Because of this, Jaclyn wanted to say. Because I need my job too badly to give you any reason to take it away from me.
Aware of the cooks barking back and forth, the burgers sizzling on the grill, and the constant tramp of feet just outside, Jaclyn lowered her voice. “You’ve been out to punish me for a long time now, Rudy. This has nothing to do with the quality of my work, does it. What is it you’re trying to prove?”
He laughed derisively. “That’s pathetic, Jaclyn. I don’t need your tight little ass running around this place. Now get your things and go.”
For a moment, the kitchen clatter outside faded away, and Jaclyn heard only the beating of her heart. Its quiet tattoo seemed to echo the words: Alex, Mackenzie, Alyssa. As much as she hated to lower her pride any further, especially for a man like Rudy, she thought of all the things her children would need, and knew she had no choice.
“Please,” she whispered. “You know I have kids who are depending on me. At least let me work out the week.”
He snapped her file shut and hefted himself to his feet. “I’m afraid I can’t do th
at,” he said. “Now, if you’ll go, I have to get back on the floor.”
DAMN HIM, Jaclyn thought. She’d run into Cole Perrini for the first time in ten years, and he’d gotten her fired. Just like that.
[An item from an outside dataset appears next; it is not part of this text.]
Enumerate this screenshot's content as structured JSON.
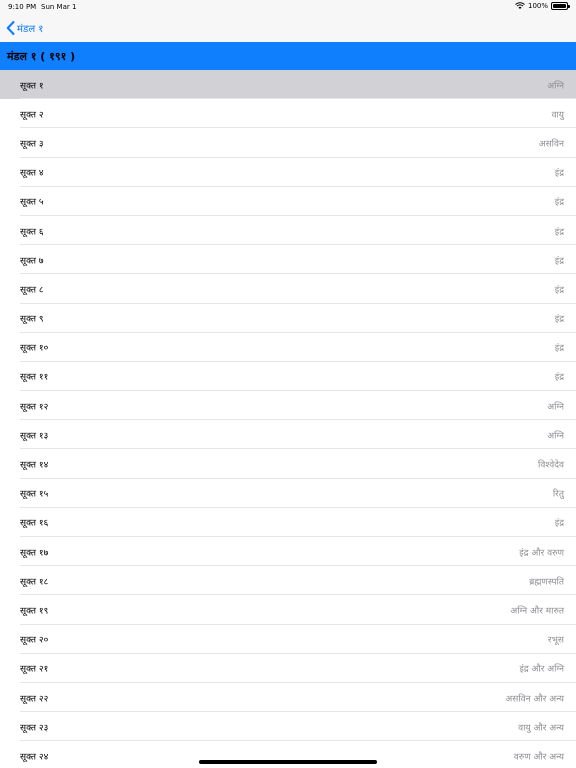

Her eyes blurred as she scanned the want ads, and she paused briefly to wipe away two stubborn tears that rolled, one at a time, down her cheeks. As soon as she’d left Joanna’s, she’d stopped by a convenience store to buy a newspaper. The checker had stared at her red, swollen eyes, causing her to chafe under the unwanted scrutiny, but it hadn’t taken long to plunk down a buck seventy-five, grab a newspaper and a cola, and hurry away. Now she sat at her scarred wooden dining table, the sun fading to dusk outside, feeling the emptiness of her small house surrounding her like a shroud, and was both grateful for the privacy and terribly lonely.
Things’ll get better, she told herself. It’s only been a year. But it was hard to have much faith in finding a pot of gold at the end of this rainbow, when everything she saw in the paper either paid too little or asked too much. Computer experience required. Medical experience required. Bachelor’s degree required. Technical skills a plus…
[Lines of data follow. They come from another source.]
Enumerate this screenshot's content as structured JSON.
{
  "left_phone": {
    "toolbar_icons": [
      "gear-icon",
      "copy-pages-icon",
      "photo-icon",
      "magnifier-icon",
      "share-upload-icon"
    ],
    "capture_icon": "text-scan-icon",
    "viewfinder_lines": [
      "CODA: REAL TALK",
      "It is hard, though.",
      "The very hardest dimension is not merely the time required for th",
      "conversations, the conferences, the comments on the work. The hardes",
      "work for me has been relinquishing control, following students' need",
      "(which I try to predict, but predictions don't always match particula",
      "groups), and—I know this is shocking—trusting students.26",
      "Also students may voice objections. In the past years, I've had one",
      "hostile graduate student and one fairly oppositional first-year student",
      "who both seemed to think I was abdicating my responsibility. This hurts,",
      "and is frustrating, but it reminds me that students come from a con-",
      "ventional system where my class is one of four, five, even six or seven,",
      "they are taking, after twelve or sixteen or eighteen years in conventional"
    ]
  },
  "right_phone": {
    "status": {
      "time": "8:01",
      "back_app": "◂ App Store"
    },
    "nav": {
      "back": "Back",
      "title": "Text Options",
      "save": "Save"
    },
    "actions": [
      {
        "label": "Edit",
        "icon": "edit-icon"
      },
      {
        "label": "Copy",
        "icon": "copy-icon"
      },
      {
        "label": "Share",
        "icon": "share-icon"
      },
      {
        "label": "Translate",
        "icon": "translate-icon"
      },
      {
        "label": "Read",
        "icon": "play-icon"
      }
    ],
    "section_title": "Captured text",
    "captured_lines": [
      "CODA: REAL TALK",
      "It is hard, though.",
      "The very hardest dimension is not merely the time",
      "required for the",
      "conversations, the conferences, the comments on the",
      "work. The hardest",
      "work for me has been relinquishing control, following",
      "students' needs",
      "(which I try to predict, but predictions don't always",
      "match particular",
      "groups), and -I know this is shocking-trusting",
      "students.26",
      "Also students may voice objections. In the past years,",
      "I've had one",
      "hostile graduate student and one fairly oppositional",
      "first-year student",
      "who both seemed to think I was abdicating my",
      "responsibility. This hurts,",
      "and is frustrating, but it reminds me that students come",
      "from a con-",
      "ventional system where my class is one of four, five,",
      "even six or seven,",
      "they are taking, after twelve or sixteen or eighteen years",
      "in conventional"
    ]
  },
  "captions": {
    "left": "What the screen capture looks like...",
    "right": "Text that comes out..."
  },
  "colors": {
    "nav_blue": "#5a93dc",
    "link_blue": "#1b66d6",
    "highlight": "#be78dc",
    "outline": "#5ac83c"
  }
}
Her chair raked the linoleum as she rose to stare into the refrigerator. She hadn’t eaten since breakfast, but with the children gone, there seemed little point in preparing a home-cooked meal. Retrieving a package of instant noodle soup from the cupboard, she set some water on the stove to boil, went to the bathroom to blow her nose, and returned to the kitchen table to resume her job search.
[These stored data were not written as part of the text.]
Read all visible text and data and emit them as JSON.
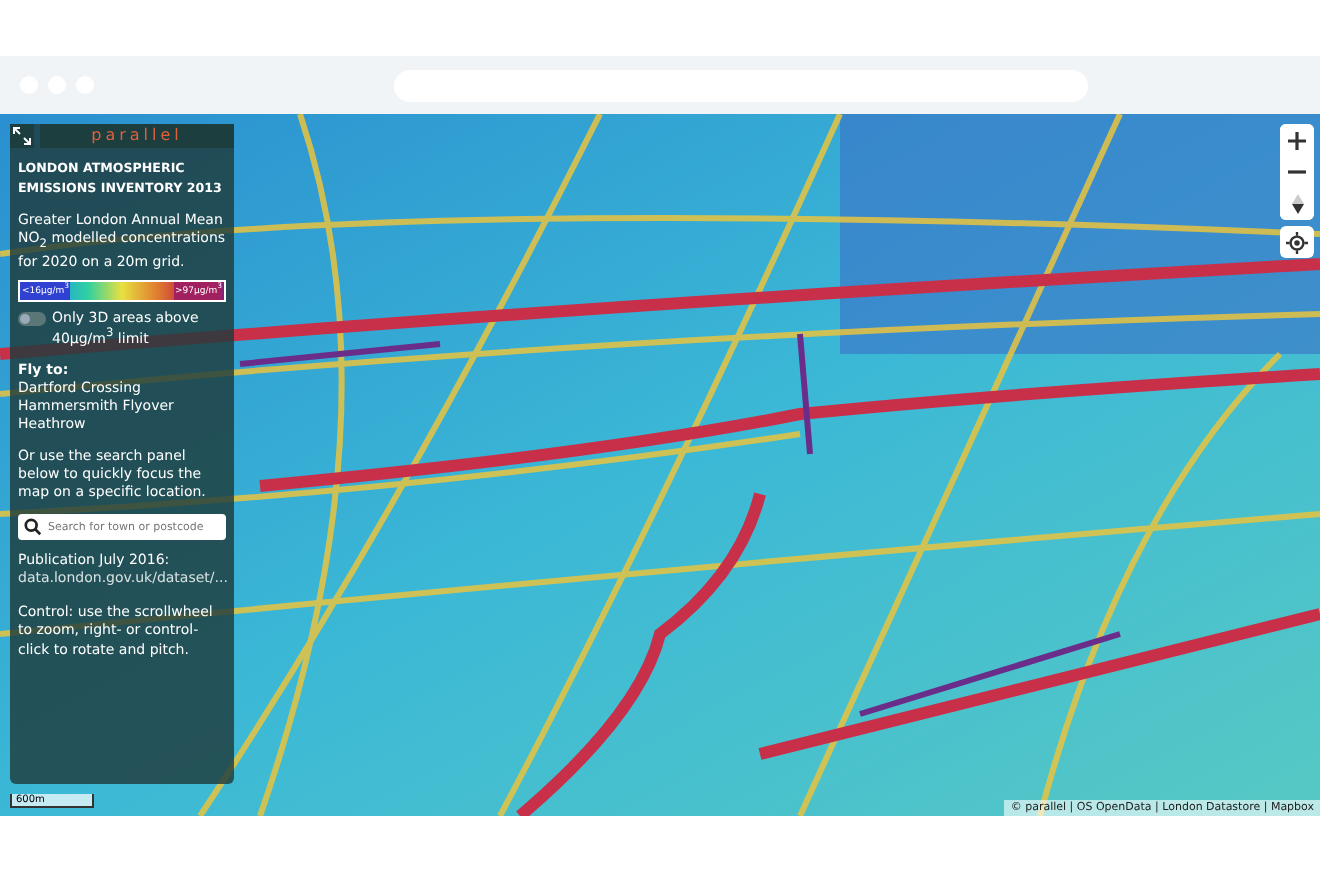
{
  "panel": {
    "logo": "parallel",
    "title": "LONDON ATMOSPHERIC EMISSIONS INVENTORY 2013",
    "description": "Greater London Annual Mean NO$_{2}$ modelled concentrations for 2020 on a 20m grid.",
    "legend": {
      "min": "<16μg/m$^{3}$",
      "max": ">97μg/m$^{3}$"
    },
    "toggle": {
      "label": "Only 3D areas above 40μg/m$^{3}$ limit",
      "on": false
    },
    "fly_heading": "Fly to:",
    "fly_links": [
      "Dartford Crossing",
      "Hammersmith Flyover",
      "Heathrow"
    ],
    "search_hint": "Or use the search panel below to quickly focus the map on a specific location.",
    "search": {
      "placeholder": "Search for town or postcode"
    },
    "publication": "Publication July 2016:",
    "publication_link": "data.london.gov.uk/dataset/...",
    "control_note": "Control: use the scrollwheel to zoom, right- or control-click to rotate and pitch."
  },
  "map": {
    "scale": "600m",
    "attribution": "© parallel | OS OpenData | London Datastore | Mapbox"
  }
}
She’d never get ahead working as a waitress, she thought. She had to find something else, something with a future.
What about becoming a secretary? Though she was probably a little rusty, she’d taken typing in high school, and she still had some nice clothes left over from her married years. Office hours would be ideal, especially during the winter when the children were in school.